A disfunção erétil é um tema que afeta uma parcela significativa da população masculina brasileira, especialmente entre os mais jovens. Estudo revela que 43,9% dos homens entre 18 e 39 anos enfrentam essa condição, desafiando a ideia de que é um problema exclusivo do envelhecimento. A pesquisa, publicada na Scielo, mostra que a prevalência chega a 45,1% nas diversas regiões do país.
Desconexão entre demanda e atendimento
Apesar da alta prevalência, a abordagem nas consultas médicas ainda é insuficiente. Um levantamento do Projeto Avaliar, publicado na Revista Brasileira de Medicina, aponta que apenas 27% dos pacientes foram questionados sobre sua saúde sexual, enquanto 81% acreditam que o tema deveria ser tratado em consultas médicas.
O Dr. Eduardo Miranda, urologista e especialista em saúde masculina, ressalta que a busca por ajuda tem aumentado, especialmente entre os homens mais jovens. Ele atribui essa mudança ao acesso à informação proporcionado pelas redes sociais, que fez com que muitos homens se tornassem mais conscientes sobre suas questões de saúde sexual.
Desafios na formação dos urologistas
Entretanto, essa crescente demanda enfrenta dois desafios principais. O primeiro é o modelo de atendimento no sistema de saúde, que muitas vezes não oferece a atenção necessária para a Medicina Sexual, que exige um tempo maior de escuta e uma abordagem individualizada. O segundo desafio está na formação dos urologistas, que tradicionalmente se concentram em áreas cirúrgicas e frequentemente não recebem o treinamento necessário para lidar com questões de saúde sexual.
O Dr. Miranda observa que a formação em urologia no Brasil é focada em procedimentos cirúrgicos complexos, deixando os profissionais despreparados para realizar uma anamnese sexual detalhada e um acompanhamento clínico eficaz. Isso resulta em atendimentos superficiais que não atendem às necessidades dos pacientes.
Iniciativa de formação online
Para suprir essa lacuna, foi criado o curso de pós-graduação online em Medicina Sexual dos Homens, pela Faculdade Focus, direcionado a urologistas. A proposta permite que médicos de qualquer região do Brasil acessem conteúdos atualizados e troquem experiências com especialistas, rompendo barreiras geográficas.
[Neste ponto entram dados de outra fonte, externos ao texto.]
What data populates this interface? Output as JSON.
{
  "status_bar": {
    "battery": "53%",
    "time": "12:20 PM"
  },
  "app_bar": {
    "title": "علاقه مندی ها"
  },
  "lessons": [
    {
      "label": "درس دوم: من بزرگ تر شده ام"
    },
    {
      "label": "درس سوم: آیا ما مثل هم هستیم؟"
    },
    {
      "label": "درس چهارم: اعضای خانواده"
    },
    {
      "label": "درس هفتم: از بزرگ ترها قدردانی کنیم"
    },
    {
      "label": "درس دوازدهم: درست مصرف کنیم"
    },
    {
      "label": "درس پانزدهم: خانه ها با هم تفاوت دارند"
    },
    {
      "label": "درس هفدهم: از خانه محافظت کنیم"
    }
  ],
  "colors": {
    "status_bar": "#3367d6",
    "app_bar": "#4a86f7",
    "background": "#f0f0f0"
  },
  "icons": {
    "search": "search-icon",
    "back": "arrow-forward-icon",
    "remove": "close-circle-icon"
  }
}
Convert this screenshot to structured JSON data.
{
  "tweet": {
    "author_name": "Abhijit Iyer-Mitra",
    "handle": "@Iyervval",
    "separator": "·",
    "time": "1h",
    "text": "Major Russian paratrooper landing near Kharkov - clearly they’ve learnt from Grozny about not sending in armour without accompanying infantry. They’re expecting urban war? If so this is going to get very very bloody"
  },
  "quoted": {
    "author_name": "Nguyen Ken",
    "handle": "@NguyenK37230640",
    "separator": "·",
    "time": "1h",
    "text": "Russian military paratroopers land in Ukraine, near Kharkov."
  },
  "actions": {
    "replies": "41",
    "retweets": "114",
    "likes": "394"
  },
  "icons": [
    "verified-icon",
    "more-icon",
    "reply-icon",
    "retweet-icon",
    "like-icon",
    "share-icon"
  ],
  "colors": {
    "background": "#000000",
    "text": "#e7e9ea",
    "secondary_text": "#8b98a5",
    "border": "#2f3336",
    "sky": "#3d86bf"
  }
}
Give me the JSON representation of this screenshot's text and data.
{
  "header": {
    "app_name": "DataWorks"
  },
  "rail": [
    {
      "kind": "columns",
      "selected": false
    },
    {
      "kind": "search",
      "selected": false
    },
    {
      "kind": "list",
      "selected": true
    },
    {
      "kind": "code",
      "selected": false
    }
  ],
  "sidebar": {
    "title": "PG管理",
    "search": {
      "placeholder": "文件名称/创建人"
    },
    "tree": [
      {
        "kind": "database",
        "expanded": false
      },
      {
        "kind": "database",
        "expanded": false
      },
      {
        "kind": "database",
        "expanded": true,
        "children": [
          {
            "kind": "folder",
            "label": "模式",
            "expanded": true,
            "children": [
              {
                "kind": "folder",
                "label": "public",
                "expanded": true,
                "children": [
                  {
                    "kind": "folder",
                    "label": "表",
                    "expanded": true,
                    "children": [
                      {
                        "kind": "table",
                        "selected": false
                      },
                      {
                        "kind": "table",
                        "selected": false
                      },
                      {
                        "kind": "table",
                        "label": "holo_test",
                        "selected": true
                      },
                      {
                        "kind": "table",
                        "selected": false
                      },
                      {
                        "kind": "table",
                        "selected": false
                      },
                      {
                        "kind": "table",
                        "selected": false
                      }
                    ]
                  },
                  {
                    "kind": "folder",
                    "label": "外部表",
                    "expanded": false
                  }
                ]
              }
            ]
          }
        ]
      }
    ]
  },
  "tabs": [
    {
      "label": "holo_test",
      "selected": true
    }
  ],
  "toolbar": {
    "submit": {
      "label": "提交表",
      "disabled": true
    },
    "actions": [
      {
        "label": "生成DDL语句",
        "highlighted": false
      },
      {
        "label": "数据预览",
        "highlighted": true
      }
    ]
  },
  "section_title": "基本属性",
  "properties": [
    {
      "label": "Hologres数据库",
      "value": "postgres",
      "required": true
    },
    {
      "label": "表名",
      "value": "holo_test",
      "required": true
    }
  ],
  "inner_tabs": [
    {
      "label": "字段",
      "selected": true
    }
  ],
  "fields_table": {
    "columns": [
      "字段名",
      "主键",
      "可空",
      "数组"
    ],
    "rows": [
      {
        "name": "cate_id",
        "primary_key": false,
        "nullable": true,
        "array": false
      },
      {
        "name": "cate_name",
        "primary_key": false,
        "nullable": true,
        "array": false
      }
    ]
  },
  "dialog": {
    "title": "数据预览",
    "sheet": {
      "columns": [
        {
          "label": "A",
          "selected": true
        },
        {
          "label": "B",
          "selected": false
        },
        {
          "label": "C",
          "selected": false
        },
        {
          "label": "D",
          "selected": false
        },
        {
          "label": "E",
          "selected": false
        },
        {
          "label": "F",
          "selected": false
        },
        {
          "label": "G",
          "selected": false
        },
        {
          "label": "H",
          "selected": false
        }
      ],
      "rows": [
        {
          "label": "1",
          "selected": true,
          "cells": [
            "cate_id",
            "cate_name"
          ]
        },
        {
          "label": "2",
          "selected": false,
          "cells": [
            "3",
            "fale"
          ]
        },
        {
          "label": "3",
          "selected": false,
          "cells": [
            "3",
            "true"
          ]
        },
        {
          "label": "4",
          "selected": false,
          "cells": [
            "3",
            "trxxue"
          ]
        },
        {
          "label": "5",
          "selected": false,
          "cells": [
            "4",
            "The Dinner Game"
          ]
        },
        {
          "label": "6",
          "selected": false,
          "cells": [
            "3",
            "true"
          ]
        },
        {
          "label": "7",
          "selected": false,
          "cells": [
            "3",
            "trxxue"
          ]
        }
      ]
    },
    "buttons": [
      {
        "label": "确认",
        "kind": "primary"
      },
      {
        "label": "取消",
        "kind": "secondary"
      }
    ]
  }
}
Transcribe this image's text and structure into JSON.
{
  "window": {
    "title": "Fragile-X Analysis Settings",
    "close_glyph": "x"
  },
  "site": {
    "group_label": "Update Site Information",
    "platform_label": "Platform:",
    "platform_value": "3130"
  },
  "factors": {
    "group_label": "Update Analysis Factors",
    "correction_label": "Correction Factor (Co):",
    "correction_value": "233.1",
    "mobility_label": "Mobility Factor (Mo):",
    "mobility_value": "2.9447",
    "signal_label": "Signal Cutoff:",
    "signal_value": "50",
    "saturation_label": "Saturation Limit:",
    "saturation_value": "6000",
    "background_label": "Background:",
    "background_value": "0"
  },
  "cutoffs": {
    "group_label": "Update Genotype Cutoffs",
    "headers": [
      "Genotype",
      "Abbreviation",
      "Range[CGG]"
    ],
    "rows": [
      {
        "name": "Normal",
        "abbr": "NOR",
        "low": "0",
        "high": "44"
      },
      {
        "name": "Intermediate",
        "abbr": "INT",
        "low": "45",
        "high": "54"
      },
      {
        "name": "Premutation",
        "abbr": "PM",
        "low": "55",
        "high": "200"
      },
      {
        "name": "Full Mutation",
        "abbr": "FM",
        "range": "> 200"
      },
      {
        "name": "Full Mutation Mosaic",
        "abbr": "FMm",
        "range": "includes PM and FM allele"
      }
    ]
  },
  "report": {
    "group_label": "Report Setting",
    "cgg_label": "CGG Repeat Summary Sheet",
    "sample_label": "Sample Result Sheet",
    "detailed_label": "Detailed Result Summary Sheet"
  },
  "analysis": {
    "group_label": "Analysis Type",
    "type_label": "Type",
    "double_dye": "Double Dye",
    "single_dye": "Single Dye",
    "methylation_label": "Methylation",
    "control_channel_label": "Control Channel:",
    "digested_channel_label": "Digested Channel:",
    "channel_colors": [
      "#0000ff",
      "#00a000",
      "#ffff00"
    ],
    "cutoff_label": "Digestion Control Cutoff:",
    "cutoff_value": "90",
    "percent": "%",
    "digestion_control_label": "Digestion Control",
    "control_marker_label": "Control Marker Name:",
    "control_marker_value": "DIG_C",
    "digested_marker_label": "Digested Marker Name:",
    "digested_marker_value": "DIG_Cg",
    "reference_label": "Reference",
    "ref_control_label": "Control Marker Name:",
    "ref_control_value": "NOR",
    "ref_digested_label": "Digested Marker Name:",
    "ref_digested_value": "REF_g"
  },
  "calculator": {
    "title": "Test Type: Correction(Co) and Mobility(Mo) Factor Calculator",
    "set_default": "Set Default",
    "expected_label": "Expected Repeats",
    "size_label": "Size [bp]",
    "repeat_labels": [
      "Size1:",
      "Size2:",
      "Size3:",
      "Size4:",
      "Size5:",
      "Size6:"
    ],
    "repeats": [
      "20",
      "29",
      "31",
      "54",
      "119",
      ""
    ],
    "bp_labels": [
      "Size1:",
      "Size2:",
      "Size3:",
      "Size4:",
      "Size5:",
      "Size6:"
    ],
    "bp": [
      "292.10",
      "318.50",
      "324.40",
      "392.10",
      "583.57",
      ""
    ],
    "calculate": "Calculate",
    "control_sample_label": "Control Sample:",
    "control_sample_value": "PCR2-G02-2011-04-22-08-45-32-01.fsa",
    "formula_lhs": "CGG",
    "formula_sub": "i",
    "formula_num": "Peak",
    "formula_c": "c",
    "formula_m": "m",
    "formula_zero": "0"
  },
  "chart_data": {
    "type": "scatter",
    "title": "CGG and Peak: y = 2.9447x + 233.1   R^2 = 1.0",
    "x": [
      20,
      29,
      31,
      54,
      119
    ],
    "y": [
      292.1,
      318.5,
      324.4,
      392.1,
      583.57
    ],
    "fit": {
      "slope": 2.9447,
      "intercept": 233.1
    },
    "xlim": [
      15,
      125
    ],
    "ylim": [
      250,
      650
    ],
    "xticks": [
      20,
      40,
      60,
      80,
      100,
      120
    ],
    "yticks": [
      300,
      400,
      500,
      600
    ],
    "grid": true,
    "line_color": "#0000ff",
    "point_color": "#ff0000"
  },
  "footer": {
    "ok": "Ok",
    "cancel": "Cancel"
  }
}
O Dr. Miranda destaca que, em muitos locais, os homens não têm acesso a profissionais especializados em saúde sexual, o que representa uma oportunidade para urologistas que desejam se especializar. Com a formação adequada, os médicos podem oferecer um atendimento mais completo e individualizado, aumentando sua segurança diagnóstica e arsenal terapêutico.
A saúde sexual como indicador de bem-estar
Além da importância clínica, a saúde sexual masculina está se tornando um indicador relevante de saúde geral. Estudos recentes, como uma publicação dos Arquivos Brasileiros de Cardiologia, sugerem que a função erétil pode ser um marcador de risco cardiovascular, sinalizando problemas de saúde antes mesmo de um diagnóstico cardíaco.
Com isso, a Medicina Sexual ganha uma nova dimensão na prática clínica, refletindo a interconexão entre saúde sexual e saúde geral do homem.